第十章
在額娘牌位前跪了一夜,期間不斷有路人甲乙丙丁給我送來慰問茶水,慰問宵夜,慰問糕點估計阿瑪也是睜一隻眼閉一隻眼,到底舍不得打我。話又說回來,誰讓他自個兒生女不教?隻苦了卓理,教妹無方的罪名扣在他頭上實在冤枉!我這麽一有理想、有道德、有文化、有紀律的四有青年,新中國年輕的黨員,我容易麽?怎麽跑古代來就變成無覺悟,無羞恥,無廉恥,無孝順的四無青年?!用卓理的話說,我就是一倒刺!擱那實在難受,一拔又痛,而且此倒刺非彼倒刺,還不能斬草除根!我倒是樂意做倒刺,若真要變成那一門不出,二門不邁,天天在家繡花寫字的所謂大家閨秀,隻怕他們哪天一不小心發現我用自己的褲腰帶吊死在橫梁之下——純粹無聊死的!
雖說跪了一夜,第二天阿瑪還是半推半就地答應隻要我隨身帶丫鬟保安各一名,出門前在他那做好登記,不在外邊流連忘返,他還是很樂意看著我從大門出去。警報徹底解除!自從有了免死金牌,我便陪著二娘卓理一起置辦婚禮。
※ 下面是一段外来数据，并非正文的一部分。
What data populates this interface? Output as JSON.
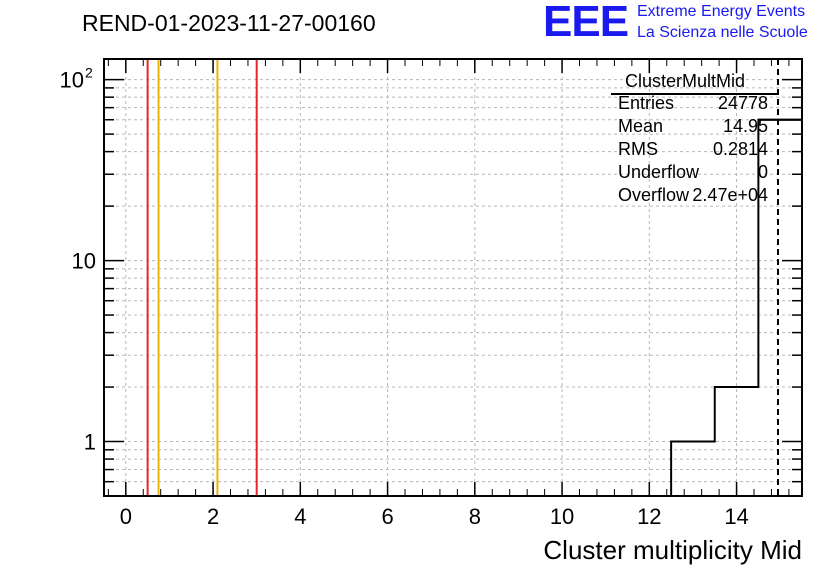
{
  "header": {
    "run_title": "REND-01-2023-11-27-00160"
  },
  "logo": {
    "mark": "EEE",
    "line1": "Extreme Energy Events",
    "line2": "La Scienza nelle Scuole"
  },
  "stats": {
    "title": "ClusterMultMid",
    "rows": [
      {
        "label": "Entries",
        "value": "24778"
      },
      {
        "label": "Mean",
        "value": "14.95"
      },
      {
        "label": "RMS",
        "value": "0.2814"
      },
      {
        "label": "Underflow",
        "value": "0"
      },
      {
        "label": "Overflow",
        "value": "2.47e+04"
      }
    ]
  },
  "chart_data": {
    "type": "histogram",
    "xlabel": "Cluster multiplicity Mid",
    "ylabel": "",
    "xlim": [
      -0.5,
      15.5
    ],
    "ylim": [
      0.5,
      130
    ],
    "yscale": "log",
    "grid": true,
    "x_ticks": [
      0,
      2,
      4,
      6,
      8,
      10,
      12,
      14
    ],
    "y_tick_labels": [
      {
        "value": 1,
        "label": "1"
      },
      {
        "value": 10,
        "label": "10"
      },
      {
        "value": 100,
        "label": "10",
        "exponent": "2"
      }
    ],
    "bin_edges": [
      12.5,
      13.5,
      14.5,
      15.5
    ],
    "bin_counts": [
      1,
      2,
      60
    ],
    "hist_color": "#000000",
    "vertical_lines": [
      {
        "x": 0.5,
        "color": "#e8242b",
        "style": "solid"
      },
      {
        "x": 0.75,
        "color": "#f2b300",
        "style": "solid"
      },
      {
        "x": 2.1,
        "color": "#f2b300",
        "style": "solid"
      },
      {
        "x": 3.0,
        "color": "#e8242b",
        "style": "solid"
      },
      {
        "x": 14.95,
        "color": "#000000",
        "style": "dashed"
      }
    ]
  }
}
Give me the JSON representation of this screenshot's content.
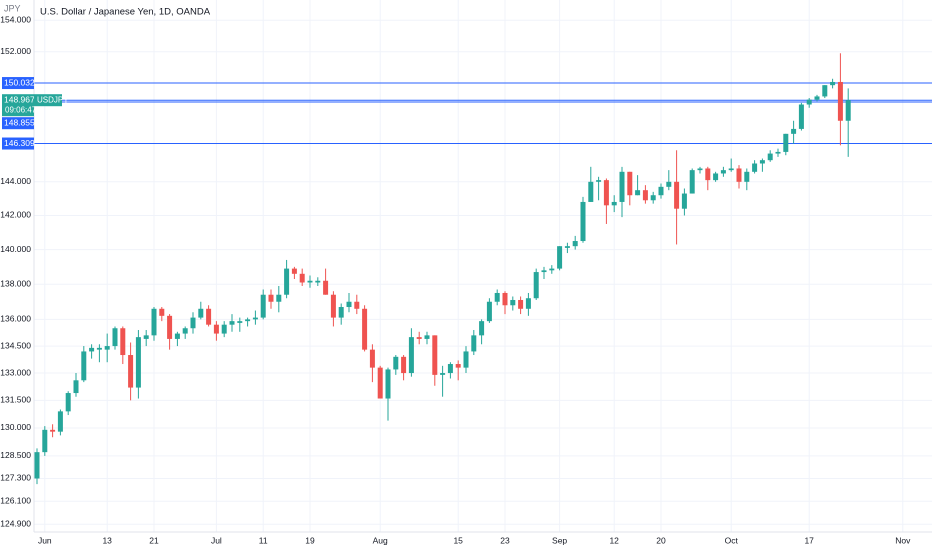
{
  "chart_data": {
    "type": "candlestick",
    "title": "U.S. Dollar / Japanese Yen, 1D, OANDA",
    "currency": "JPY",
    "symbol": "USDJPY",
    "countdown": "09:06:47",
    "log_scale": true,
    "grid": true,
    "up_color": "#26a69a",
    "down_color": "#ef5350",
    "line_color": "#2962ff",
    "ylim": [
      124.5,
      155.3
    ],
    "yticks": [
      {
        "value": 154,
        "label": "154.000"
      },
      {
        "value": 152,
        "label": "152.000"
      },
      {
        "value": 144,
        "label": "144.000"
      },
      {
        "value": 142,
        "label": "142.000"
      },
      {
        "value": 140,
        "label": "140.000"
      },
      {
        "value": 138,
        "label": "138.000"
      },
      {
        "value": 136,
        "label": "136.000"
      },
      {
        "value": 134.5,
        "label": "134.500"
      },
      {
        "value": 133,
        "label": "133.000"
      },
      {
        "value": 131.5,
        "label": "131.500"
      },
      {
        "value": 130,
        "label": "130.000"
      },
      {
        "value": 128.5,
        "label": "128.500"
      },
      {
        "value": 127.3,
        "label": "127.300"
      },
      {
        "value": 126.1,
        "label": "126.100"
      },
      {
        "value": 124.9,
        "label": "124.900"
      }
    ],
    "price_lines": [
      150.032,
      148.855,
      146.309
    ],
    "categories": [
      null,
      "Jun",
      null,
      null,
      null,
      null,
      null,
      null,
      null,
      "13",
      null,
      null,
      null,
      null,
      null,
      "21",
      null,
      null,
      null,
      null,
      null,
      null,
      null,
      "Jul",
      null,
      null,
      null,
      null,
      null,
      "11",
      null,
      null,
      null,
      null,
      null,
      "19",
      null,
      null,
      null,
      null,
      null,
      null,
      null,
      null,
      "Aug",
      null,
      null,
      null,
      null,
      null,
      null,
      null,
      null,
      null,
      "15",
      null,
      null,
      null,
      null,
      null,
      "23",
      null,
      null,
      null,
      null,
      null,
      null,
      "Sep",
      null,
      null,
      null,
      null,
      null,
      null,
      "12",
      null,
      null,
      null,
      null,
      null,
      "20",
      null,
      null,
      null,
      null,
      null,
      null,
      null,
      null,
      "Oct",
      null,
      null,
      null,
      null,
      null,
      null,
      null,
      null,
      null,
      "17",
      null,
      null,
      null,
      null,
      null,
      null,
      null,
      null,
      null,
      null,
      null,
      "Nov"
    ],
    "open": [
      127.3,
      128.7,
      129.9,
      129.8,
      130.9,
      131.9,
      132.6,
      134.2,
      134.3,
      134.3,
      134.5,
      135.5,
      134.0,
      132.2,
      134.9,
      135.1,
      136.6,
      136.2,
      134.9,
      135.2,
      135.5,
      136.1,
      136.6,
      135.7,
      135.2,
      135.7,
      135.8,
      135.9,
      136.0,
      136.1,
      137.4,
      137.0,
      137.4,
      138.9,
      138.6,
      138.1,
      138.1,
      138.2,
      137.4,
      136.1,
      136.7,
      137.0,
      136.6,
      134.3,
      133.3,
      131.6,
      133.2,
      133.9,
      133.0,
      135.0,
      134.9,
      135.1,
      132.9,
      133.0,
      133.5,
      133.3,
      134.2,
      135.1,
      135.9,
      137.0,
      137.5,
      136.8,
      137.1,
      136.6,
      137.2,
      138.7,
      138.8,
      138.9,
      140.1,
      140.2,
      140.5,
      142.8,
      144.0,
      144.1,
      142.6,
      142.8,
      144.6,
      143.2,
      143.5,
      142.9,
      143.2,
      143.7,
      144.0,
      142.4,
      143.3,
      144.7,
      144.8,
      144.1,
      144.5,
      144.7,
      144.8,
      144.0,
      144.6,
      145.1,
      145.3,
      145.7,
      145.8,
      146.9,
      147.2,
      148.7,
      149.0,
      149.2,
      149.9,
      150.1,
      147.7,
      null,
      null,
      null,
      null,
      null,
      null,
      null
    ],
    "high": [
      128.9,
      130.1,
      130.2,
      131.0,
      132.0,
      133.0,
      134.5,
      134.6,
      134.6,
      135.2,
      135.6,
      135.6,
      134.7,
      135.4,
      135.4,
      136.7,
      136.7,
      136.3,
      135.3,
      135.6,
      136.4,
      137.0,
      136.8,
      135.9,
      135.9,
      136.3,
      136.1,
      136.1,
      136.5,
      137.7,
      137.7,
      137.9,
      139.4,
      139.0,
      138.9,
      138.5,
      138.4,
      138.9,
      137.6,
      136.9,
      137.5,
      137.4,
      136.8,
      134.6,
      133.4,
      133.3,
      134.0,
      134.0,
      135.5,
      135.3,
      135.3,
      135.1,
      133.4,
      133.6,
      133.7,
      134.5,
      135.4,
      136.0,
      137.2,
      137.7,
      137.6,
      137.3,
      137.3,
      137.5,
      138.9,
      139.0,
      139.1,
      140.2,
      140.4,
      140.8,
      143.1,
      144.9,
      144.3,
      144.2,
      143.2,
      144.9,
      144.6,
      144.4,
      143.8,
      143.4,
      143.9,
      144.7,
      145.9,
      143.6,
      144.8,
      144.9,
      144.9,
      144.6,
      144.9,
      145.4,
      145.0,
      144.8,
      145.3,
      145.4,
      145.9,
      146.0,
      146.9,
      147.7,
      148.8,
      149.1,
      149.3,
      149.9,
      150.3,
      151.9,
      149.7,
      null,
      null,
      null,
      null,
      null,
      null,
      null
    ],
    "low": [
      127.0,
      128.5,
      129.5,
      129.6,
      130.7,
      131.7,
      132.5,
      133.8,
      133.6,
      133.6,
      134.3,
      133.5,
      131.5,
      131.6,
      134.5,
      134.8,
      135.9,
      134.3,
      134.5,
      134.9,
      135.2,
      136.0,
      135.6,
      134.8,
      135.0,
      135.3,
      135.3,
      135.6,
      135.7,
      136.0,
      136.6,
      136.4,
      137.2,
      138.3,
      137.9,
      137.8,
      137.9,
      137.4,
      135.6,
      135.7,
      136.4,
      136.3,
      134.2,
      132.5,
      131.6,
      130.4,
      132.9,
      132.6,
      132.8,
      134.6,
      134.6,
      132.3,
      131.7,
      132.7,
      132.6,
      133.0,
      134.0,
      134.6,
      135.8,
      136.8,
      136.3,
      136.5,
      136.3,
      136.2,
      137.1,
      138.3,
      138.6,
      138.8,
      139.8,
      140.0,
      140.4,
      142.8,
      142.9,
      141.5,
      142.2,
      141.9,
      142.6,
      143.2,
      142.7,
      142.7,
      143.0,
      143.5,
      140.3,
      142.0,
      143.3,
      144.5,
      143.5,
      144.0,
      144.3,
      144.6,
      143.6,
      143.5,
      144.5,
      144.6,
      145.2,
      145.5,
      145.6,
      146.3,
      147.1,
      148.5,
      148.9,
      149.1,
      149.7,
      146.2,
      145.5,
      null,
      null,
      null,
      null,
      null,
      null,
      null
    ],
    "close": [
      128.7,
      129.9,
      129.8,
      130.9,
      131.9,
      132.6,
      134.2,
      134.4,
      134.4,
      134.5,
      135.5,
      134.0,
      132.2,
      135.0,
      135.1,
      136.6,
      136.2,
      134.9,
      135.2,
      135.5,
      136.1,
      136.6,
      135.7,
      135.2,
      135.7,
      135.9,
      135.9,
      136.0,
      136.1,
      137.4,
      137.0,
      137.4,
      138.9,
      138.6,
      138.1,
      138.2,
      138.2,
      137.4,
      136.1,
      136.7,
      137.0,
      136.6,
      134.3,
      133.3,
      131.6,
      133.2,
      133.9,
      133.0,
      135.0,
      134.9,
      135.1,
      132.9,
      133.0,
      133.5,
      133.3,
      134.2,
      135.1,
      135.9,
      137.0,
      137.5,
      136.8,
      137.1,
      136.6,
      137.2,
      138.7,
      138.8,
      138.9,
      140.2,
      140.2,
      140.5,
      142.8,
      144.0,
      144.1,
      142.6,
      142.8,
      144.6,
      143.2,
      143.5,
      142.9,
      143.2,
      143.7,
      144.0,
      142.4,
      143.3,
      144.7,
      144.8,
      144.1,
      144.5,
      144.7,
      144.8,
      144.0,
      144.6,
      145.1,
      145.3,
      145.7,
      145.8,
      146.9,
      147.2,
      148.7,
      149.0,
      149.2,
      149.9,
      150.1,
      147.7,
      148.967,
      null,
      null,
      null,
      null,
      null,
      null,
      null
    ]
  }
}
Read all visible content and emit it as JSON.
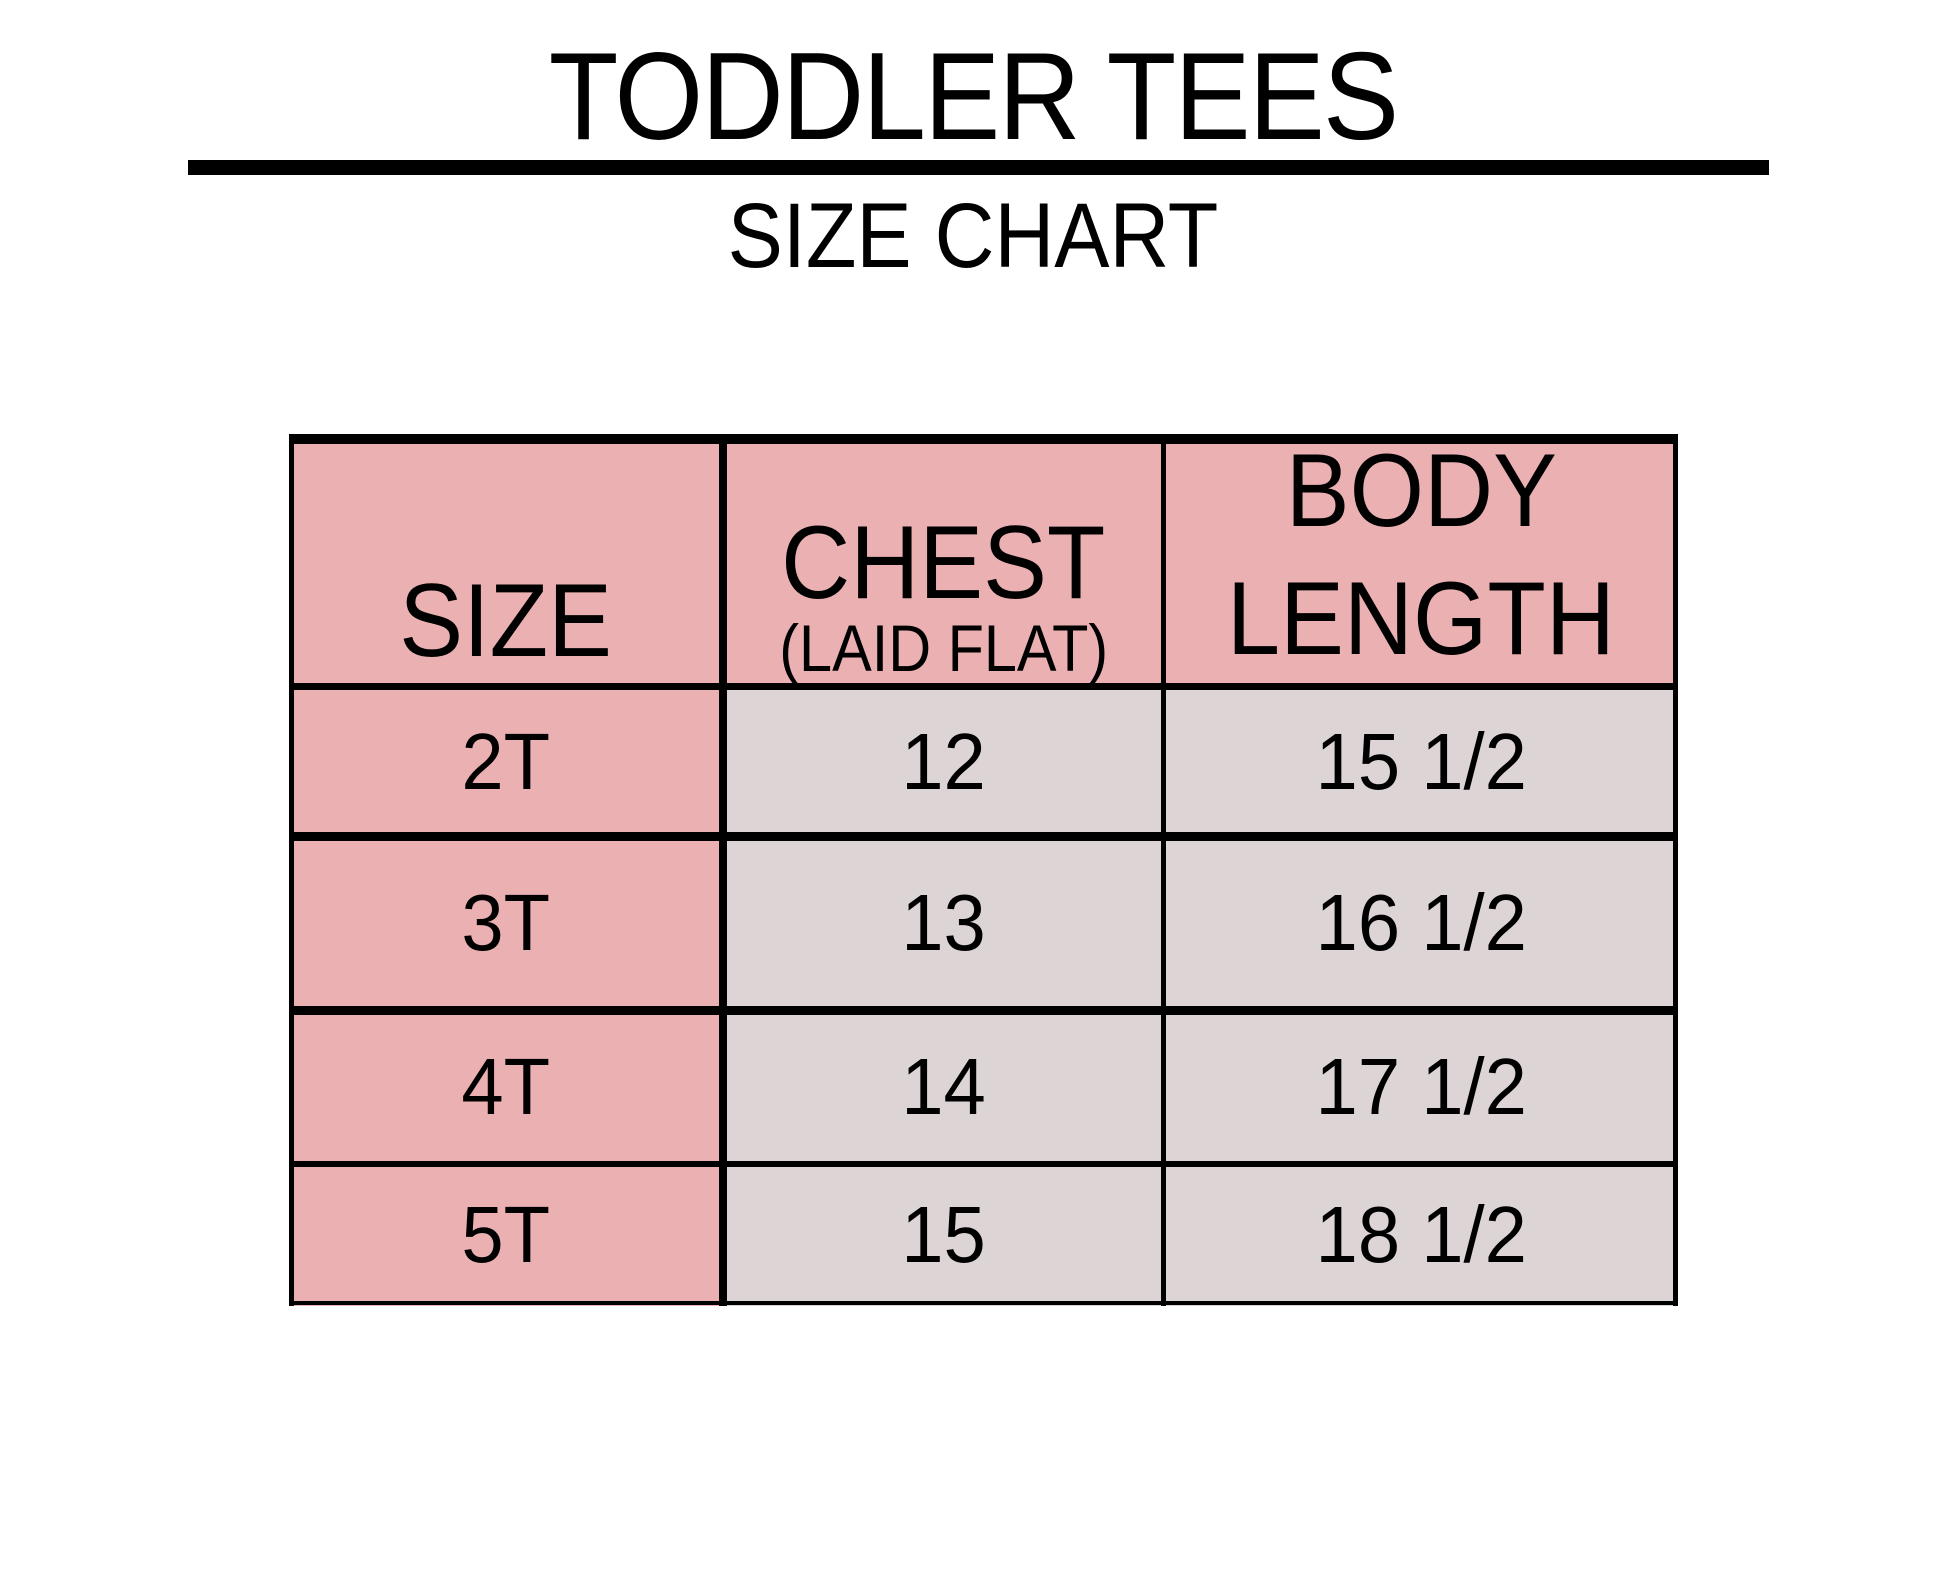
{
  "header": {
    "title": "TODDLER TEES",
    "subtitle": "SIZE CHART"
  },
  "colors": {
    "header_fill": "#ebb0b2",
    "size_column_fill": "#ebb0b2",
    "value_fill": "#dcd4d5",
    "lines": "#000000"
  },
  "table": {
    "columns": [
      {
        "label": "SIZE",
        "sublabel": ""
      },
      {
        "label": "CHEST",
        "sublabel": "(LAID FLAT)"
      },
      {
        "label": "BODY",
        "label2": "LENGTH"
      }
    ],
    "rows": [
      {
        "size": "2T",
        "chest": "12",
        "length": "15 1/2"
      },
      {
        "size": "3T",
        "chest": "13",
        "length": "16 1/2"
      },
      {
        "size": "4T",
        "chest": "14",
        "length": "17 1/2"
      },
      {
        "size": "5T",
        "chest": "15",
        "length": "18 1/2"
      }
    ]
  }
}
還別說古代的婚禮置辦起來忒麻煩,光是男方的聘禮單就讓我目瞪口呆頭昏腦脹,什麽吃的,喝的,用的,玩的等等等等N大籮筐,禮單拖在地上絕對有一卷實心衛生紙那麽長!卓理既是是嫡子又是長子,羅察好歹混了個二品官,這新娘子家也有些來頭,禮數上絕對不能含糊。婚禮上用的菜肴酒水都得是京城裏上檔次的,新房裏的被褥床單之類都是托曉晴在杭州置辦的高級貨!一大家子的丫鬟小廝每天都屁顛屁顛忙得不亦樂乎,倒是正主準新郎對喜事不鹹不淡,想想也是,如果要我嫁一個沒見過麵的男人,我也別扭!——
“哎呀~下雨了!”三月裏的小雨淅瀝瀝瀝淅瀝瀝瀝下個不停,北京的三月依舊寒冷沁骨,老天爺不知道是不是每年這個時候都要看一遍《藍色生死戀》,看著看著就哭得稀裏嘩啦。唉~剛剛還是晴轉多雲,這會兒又開始下小雨。